On est forcé de supposer que les centres fermés ont pour but principal la dissuasion à l’égard de ceux qui seraient tentés de demander l’asile ou d’entrer illégalement dans le pays. Ils maintiennent en outre les illégaux présents sur le territoire dans l’insécurité et donnent un gage de fermeté à l’égard d’une opinion publique nationale que les gouvernements se montrent incapables d’éclairer sur les vrais enjeux de l’asile et de l’immigration.
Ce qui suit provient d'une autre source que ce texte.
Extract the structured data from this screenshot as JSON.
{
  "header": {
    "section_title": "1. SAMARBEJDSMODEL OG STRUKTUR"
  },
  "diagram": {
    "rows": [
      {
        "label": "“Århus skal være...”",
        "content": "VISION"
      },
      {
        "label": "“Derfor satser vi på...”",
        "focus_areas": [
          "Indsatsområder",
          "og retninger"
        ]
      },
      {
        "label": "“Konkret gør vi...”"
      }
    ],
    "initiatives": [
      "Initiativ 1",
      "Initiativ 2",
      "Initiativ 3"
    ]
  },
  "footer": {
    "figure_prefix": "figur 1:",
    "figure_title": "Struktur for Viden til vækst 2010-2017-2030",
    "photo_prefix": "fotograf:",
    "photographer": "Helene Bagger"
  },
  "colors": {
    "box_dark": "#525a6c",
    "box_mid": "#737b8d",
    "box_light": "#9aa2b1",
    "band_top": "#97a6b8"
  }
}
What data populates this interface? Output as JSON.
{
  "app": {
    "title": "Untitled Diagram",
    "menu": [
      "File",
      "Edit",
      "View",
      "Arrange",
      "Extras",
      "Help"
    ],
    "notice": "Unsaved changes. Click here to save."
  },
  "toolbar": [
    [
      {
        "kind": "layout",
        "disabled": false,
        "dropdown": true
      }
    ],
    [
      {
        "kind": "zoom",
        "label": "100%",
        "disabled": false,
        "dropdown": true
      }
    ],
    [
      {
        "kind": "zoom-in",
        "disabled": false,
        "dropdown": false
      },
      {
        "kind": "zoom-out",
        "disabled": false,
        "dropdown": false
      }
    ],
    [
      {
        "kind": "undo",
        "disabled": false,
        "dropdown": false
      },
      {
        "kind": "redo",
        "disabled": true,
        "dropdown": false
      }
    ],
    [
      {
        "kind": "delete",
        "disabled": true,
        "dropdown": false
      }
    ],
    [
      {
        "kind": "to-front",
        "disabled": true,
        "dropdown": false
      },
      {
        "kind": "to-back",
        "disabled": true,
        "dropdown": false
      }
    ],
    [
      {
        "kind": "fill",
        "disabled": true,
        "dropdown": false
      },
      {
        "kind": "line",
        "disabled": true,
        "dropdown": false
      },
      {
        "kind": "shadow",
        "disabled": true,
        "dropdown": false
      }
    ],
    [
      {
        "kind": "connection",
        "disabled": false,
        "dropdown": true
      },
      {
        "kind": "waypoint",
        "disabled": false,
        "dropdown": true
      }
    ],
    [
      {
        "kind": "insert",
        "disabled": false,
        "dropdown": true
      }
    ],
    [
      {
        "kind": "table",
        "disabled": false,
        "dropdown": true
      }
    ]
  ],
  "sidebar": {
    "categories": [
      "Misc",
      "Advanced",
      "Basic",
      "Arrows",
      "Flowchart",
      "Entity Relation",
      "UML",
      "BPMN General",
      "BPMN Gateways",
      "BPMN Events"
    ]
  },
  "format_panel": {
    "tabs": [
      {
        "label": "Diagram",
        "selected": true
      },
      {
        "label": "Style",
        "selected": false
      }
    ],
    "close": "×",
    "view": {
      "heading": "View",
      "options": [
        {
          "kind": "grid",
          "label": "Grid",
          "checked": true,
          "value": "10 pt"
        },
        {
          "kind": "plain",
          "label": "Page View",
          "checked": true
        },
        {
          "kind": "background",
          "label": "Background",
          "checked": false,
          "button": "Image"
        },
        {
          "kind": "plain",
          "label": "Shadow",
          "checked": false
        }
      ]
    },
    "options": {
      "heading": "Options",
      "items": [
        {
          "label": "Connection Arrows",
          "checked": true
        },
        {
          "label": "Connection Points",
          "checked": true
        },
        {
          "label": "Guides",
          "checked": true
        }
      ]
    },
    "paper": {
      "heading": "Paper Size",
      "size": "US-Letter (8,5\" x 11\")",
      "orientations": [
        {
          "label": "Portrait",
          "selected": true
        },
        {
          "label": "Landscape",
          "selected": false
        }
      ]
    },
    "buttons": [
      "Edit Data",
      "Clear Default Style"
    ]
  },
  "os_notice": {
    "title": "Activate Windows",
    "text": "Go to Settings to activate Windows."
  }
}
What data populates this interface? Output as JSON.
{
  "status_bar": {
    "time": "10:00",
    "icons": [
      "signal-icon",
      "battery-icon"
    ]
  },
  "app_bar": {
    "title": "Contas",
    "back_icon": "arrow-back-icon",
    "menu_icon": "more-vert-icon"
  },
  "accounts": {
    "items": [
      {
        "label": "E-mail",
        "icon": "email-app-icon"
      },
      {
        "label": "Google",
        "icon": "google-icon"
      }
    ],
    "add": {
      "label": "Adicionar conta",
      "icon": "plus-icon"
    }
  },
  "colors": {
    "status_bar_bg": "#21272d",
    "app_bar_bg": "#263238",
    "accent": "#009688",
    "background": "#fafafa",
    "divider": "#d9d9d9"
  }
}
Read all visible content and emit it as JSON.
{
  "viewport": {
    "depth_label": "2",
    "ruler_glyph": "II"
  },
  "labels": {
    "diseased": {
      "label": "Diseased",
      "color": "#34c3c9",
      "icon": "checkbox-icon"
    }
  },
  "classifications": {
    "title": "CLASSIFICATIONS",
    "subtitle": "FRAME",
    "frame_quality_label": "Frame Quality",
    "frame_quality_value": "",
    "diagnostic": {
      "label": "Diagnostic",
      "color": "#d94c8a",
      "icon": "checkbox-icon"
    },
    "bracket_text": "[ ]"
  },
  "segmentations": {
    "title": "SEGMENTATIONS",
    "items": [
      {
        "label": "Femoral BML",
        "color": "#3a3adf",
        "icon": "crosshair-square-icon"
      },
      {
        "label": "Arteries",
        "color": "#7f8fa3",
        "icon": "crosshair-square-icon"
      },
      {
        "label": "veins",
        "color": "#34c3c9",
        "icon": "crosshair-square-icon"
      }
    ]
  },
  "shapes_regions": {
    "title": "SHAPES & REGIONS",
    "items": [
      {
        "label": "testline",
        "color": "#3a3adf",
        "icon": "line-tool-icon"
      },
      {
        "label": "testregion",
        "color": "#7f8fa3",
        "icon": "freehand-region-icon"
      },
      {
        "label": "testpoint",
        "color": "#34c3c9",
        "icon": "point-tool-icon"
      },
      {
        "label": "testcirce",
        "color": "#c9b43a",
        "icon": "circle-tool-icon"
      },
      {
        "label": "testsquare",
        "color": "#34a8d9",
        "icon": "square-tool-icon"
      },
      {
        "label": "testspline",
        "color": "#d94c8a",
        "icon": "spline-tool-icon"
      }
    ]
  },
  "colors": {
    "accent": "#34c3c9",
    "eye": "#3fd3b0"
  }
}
Faute d’arriver à concevoir une politique de gestion des flux migratoires, faute de rencontrer le discours de l’extrême droite qui brandit le danger de l’« invasion », ces gouvernements tentent de rassurer les citoyens en montrant l’extrême fermeté avec laquelle le « problème » est traité. Malgré une sensibilité au problème témoignée par certains parlementaires, un seul parti - les Verts francophones, ECOLO - a pris position nettement pour la suppression des centres fermés et l’a inscrite à son programme. Et il est significatif de constater que dans la partie flamande du pays, où l’extrême droite a marqué au cours des douze dernières années une forte avancée, l’existence de ces centres ne fait même pas l’objet de débats.